Route information
- Length: 10.2 km (6.3 mi)

Major junctions
- South end: Manila
- Metro Manila Skyway Stage 3
- North end: N170 (Commonwealth Avenue)

Location
- Country: Philippines
- Regions: Metro Manila
- Major cities: Quezon City

Highway system
- Roads in the Philippines; Highways; Expressways List; ;

= R-7 Expressway (Philippines) =

Road in the Philippines

The R-7 Expressway is a proposed expressway in Quezon City, Metro Manila, Philippines. Originally proposed in 1993, the project will be constructed over the most heavily congested corridors in Metro Manila, namely Quezon Avenue and Commonwealth Avenue.

== Route ==

=== 1993 JICA study ===
In 1993, the Japan International Cooperation Agency (JICA) performed a study on urban expressways in Metro Manila, which included the R-7 route extending from C-3 to Batasan, covering a distance of approximately 12.3 km and utilizing a combination of elevated, tunnel, and at-grade sections.

=== 1999 MMUTIS proposal ===
In 1999, JICA proposed the construction of a 13.5 km six-lane elevated expressway along Quezon Avenue. In the Metro Manila Urban Transport Integrated Study proposal, it will be extended toward the east and connected to C-6 to serve traffic demand between Manila CBD and Marikina. The plan was also to include a design that would parallel with the then-proposed 1990s plan of the LRT Line 4 (planned by the French consortium since 1995), according to the designs.

=== 2010 proposal ===
The alignment was to have 16.1 km of route, and the project will be constructed over one of the most heavily congested corridors in Metro Manila, namely Quezon Avenue and Don Mariano Marcos Avenue. It will be partially elevated and partially underground expressway. The expressway will connect Quezon City and Manila with a high-speed transport facility, thus decongesting traffic on at-grade roads. The project is believed to cost PhP 23.980 billion (US$532.89 million). However, the project was not included in the priority projects list under the administration of Benigno Aquino III.

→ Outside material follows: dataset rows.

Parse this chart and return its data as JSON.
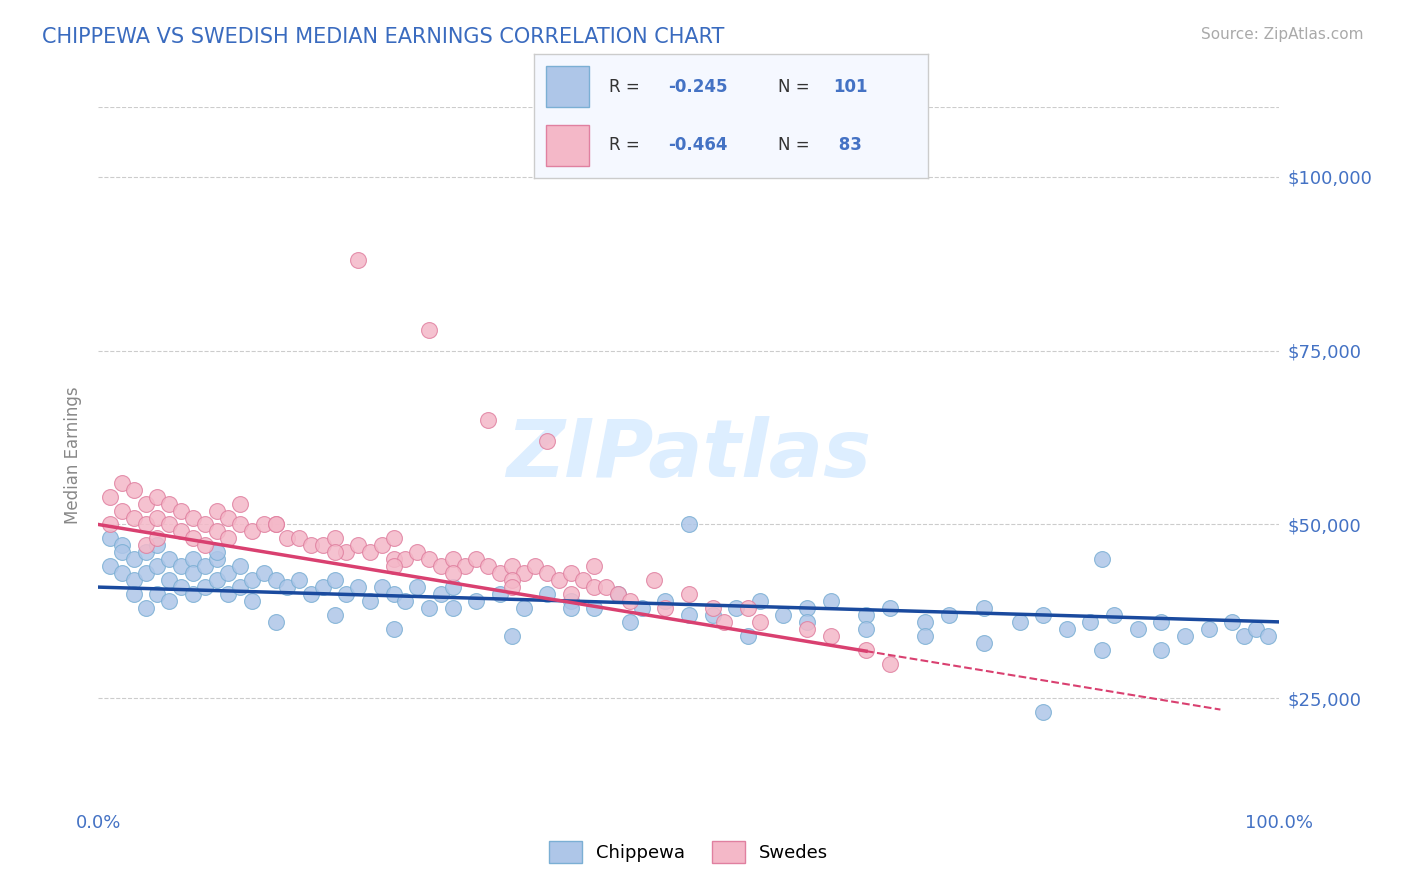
{
  "title": "CHIPPEWA VS SWEDISH MEDIAN EARNINGS CORRELATION CHART",
  "source_text": "Source: ZipAtlas.com",
  "ylabel": "Median Earnings",
  "x_tick_labels": [
    "0.0%",
    "100.0%"
  ],
  "y_tick_labels": [
    "$25,000",
    "$50,000",
    "$75,000",
    "$100,000"
  ],
  "y_tick_values": [
    25000,
    50000,
    75000,
    100000
  ],
  "xlim": [
    0,
    1
  ],
  "ylim": [
    10000,
    110000
  ],
  "title_color": "#3a6bbf",
  "title_fontsize": 16,
  "axis_label_color": "#888888",
  "tick_label_color": "#4472c4",
  "source_color": "#aaaaaa",
  "watermark_text": "ZIPatlas",
  "watermark_color": "#ddeeff",
  "chippewa_color": "#aec6e8",
  "chippewa_edge": "#7bafd4",
  "swedes_color": "#f4b8c8",
  "swedes_edge": "#e080a0",
  "chippewa_line_color": "#1a4a9e",
  "swedes_line_color": "#d94070",
  "legend_box_color": "#f5f8ff",
  "legend_border_color": "#cccccc",
  "R_chippewa": -0.245,
  "N_chippewa": 101,
  "R_swedes": -0.464,
  "N_swedes": 83,
  "chippewa_intercept": 41000,
  "chippewa_slope": -5000,
  "swedes_intercept": 50000,
  "swedes_slope": -28000,
  "chippewa_x": [
    0.01,
    0.01,
    0.02,
    0.02,
    0.02,
    0.03,
    0.03,
    0.03,
    0.04,
    0.04,
    0.04,
    0.05,
    0.05,
    0.05,
    0.06,
    0.06,
    0.06,
    0.07,
    0.07,
    0.08,
    0.08,
    0.08,
    0.09,
    0.09,
    0.1,
    0.1,
    0.11,
    0.11,
    0.12,
    0.12,
    0.13,
    0.13,
    0.14,
    0.15,
    0.16,
    0.17,
    0.18,
    0.19,
    0.2,
    0.21,
    0.22,
    0.23,
    0.24,
    0.25,
    0.26,
    0.27,
    0.28,
    0.29,
    0.3,
    0.32,
    0.34,
    0.36,
    0.38,
    0.4,
    0.42,
    0.44,
    0.46,
    0.48,
    0.5,
    0.52,
    0.54,
    0.56,
    0.58,
    0.6,
    0.62,
    0.65,
    0.67,
    0.7,
    0.72,
    0.75,
    0.78,
    0.8,
    0.82,
    0.84,
    0.86,
    0.88,
    0.9,
    0.92,
    0.94,
    0.96,
    0.97,
    0.98,
    0.99,
    0.15,
    0.25,
    0.35,
    0.45,
    0.55,
    0.65,
    0.75,
    0.85,
    0.5,
    0.3,
    0.6,
    0.7,
    0.4,
    0.2,
    0.8,
    0.9,
    0.1,
    0.85
  ],
  "chippewa_y": [
    48000,
    44000,
    47000,
    43000,
    46000,
    45000,
    42000,
    40000,
    46000,
    43000,
    38000,
    47000,
    44000,
    40000,
    45000,
    42000,
    39000,
    44000,
    41000,
    45000,
    43000,
    40000,
    44000,
    41000,
    45000,
    42000,
    43000,
    40000,
    44000,
    41000,
    42000,
    39000,
    43000,
    42000,
    41000,
    42000,
    40000,
    41000,
    42000,
    40000,
    41000,
    39000,
    41000,
    40000,
    39000,
    41000,
    38000,
    40000,
    41000,
    39000,
    40000,
    38000,
    40000,
    39000,
    38000,
    40000,
    38000,
    39000,
    50000,
    37000,
    38000,
    39000,
    37000,
    38000,
    39000,
    37000,
    38000,
    36000,
    37000,
    38000,
    36000,
    37000,
    35000,
    36000,
    37000,
    35000,
    36000,
    34000,
    35000,
    36000,
    34000,
    35000,
    34000,
    36000,
    35000,
    34000,
    36000,
    34000,
    35000,
    33000,
    32000,
    37000,
    38000,
    36000,
    34000,
    38000,
    37000,
    23000,
    32000,
    46000,
    45000
  ],
  "swedes_x": [
    0.01,
    0.01,
    0.02,
    0.02,
    0.03,
    0.03,
    0.04,
    0.04,
    0.04,
    0.05,
    0.05,
    0.05,
    0.06,
    0.06,
    0.07,
    0.07,
    0.08,
    0.08,
    0.09,
    0.09,
    0.1,
    0.1,
    0.11,
    0.11,
    0.12,
    0.12,
    0.13,
    0.14,
    0.15,
    0.16,
    0.17,
    0.18,
    0.19,
    0.2,
    0.21,
    0.22,
    0.23,
    0.24,
    0.25,
    0.25,
    0.26,
    0.27,
    0.28,
    0.29,
    0.3,
    0.31,
    0.32,
    0.33,
    0.34,
    0.35,
    0.36,
    0.37,
    0.38,
    0.39,
    0.4,
    0.41,
    0.42,
    0.43,
    0.44,
    0.22,
    0.28,
    0.33,
    0.38,
    0.42,
    0.47,
    0.52,
    0.56,
    0.6,
    0.65,
    0.5,
    0.55,
    0.62,
    0.67,
    0.35,
    0.4,
    0.3,
    0.45,
    0.2,
    0.25,
    0.35,
    0.15,
    0.53,
    0.48
  ],
  "swedes_y": [
    54000,
    50000,
    56000,
    52000,
    55000,
    51000,
    53000,
    50000,
    47000,
    54000,
    51000,
    48000,
    53000,
    50000,
    52000,
    49000,
    51000,
    48000,
    50000,
    47000,
    52000,
    49000,
    51000,
    48000,
    53000,
    50000,
    49000,
    50000,
    50000,
    48000,
    48000,
    47000,
    47000,
    48000,
    46000,
    47000,
    46000,
    47000,
    45000,
    48000,
    45000,
    46000,
    45000,
    44000,
    45000,
    44000,
    45000,
    44000,
    43000,
    44000,
    43000,
    44000,
    43000,
    42000,
    43000,
    42000,
    41000,
    41000,
    40000,
    88000,
    78000,
    65000,
    62000,
    44000,
    42000,
    38000,
    36000,
    35000,
    32000,
    40000,
    38000,
    34000,
    30000,
    42000,
    40000,
    43000,
    39000,
    46000,
    44000,
    41000,
    50000,
    36000,
    38000
  ]
}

=== 2014 and 2019 JICA studies ===
In 2014, under the Roadmap for Transport Infrastructure Development for Metro Manila and Its Surrounding Areas (Region III & Region IV-A; also known as the Metro Manila Dream Plan), the JICA study proposes a dual 2-lane elevated expressway with a length of 10.2 km between Manila and Tandang Sora Avenue. A proposal was mentioned again in the 2019 follow-up report.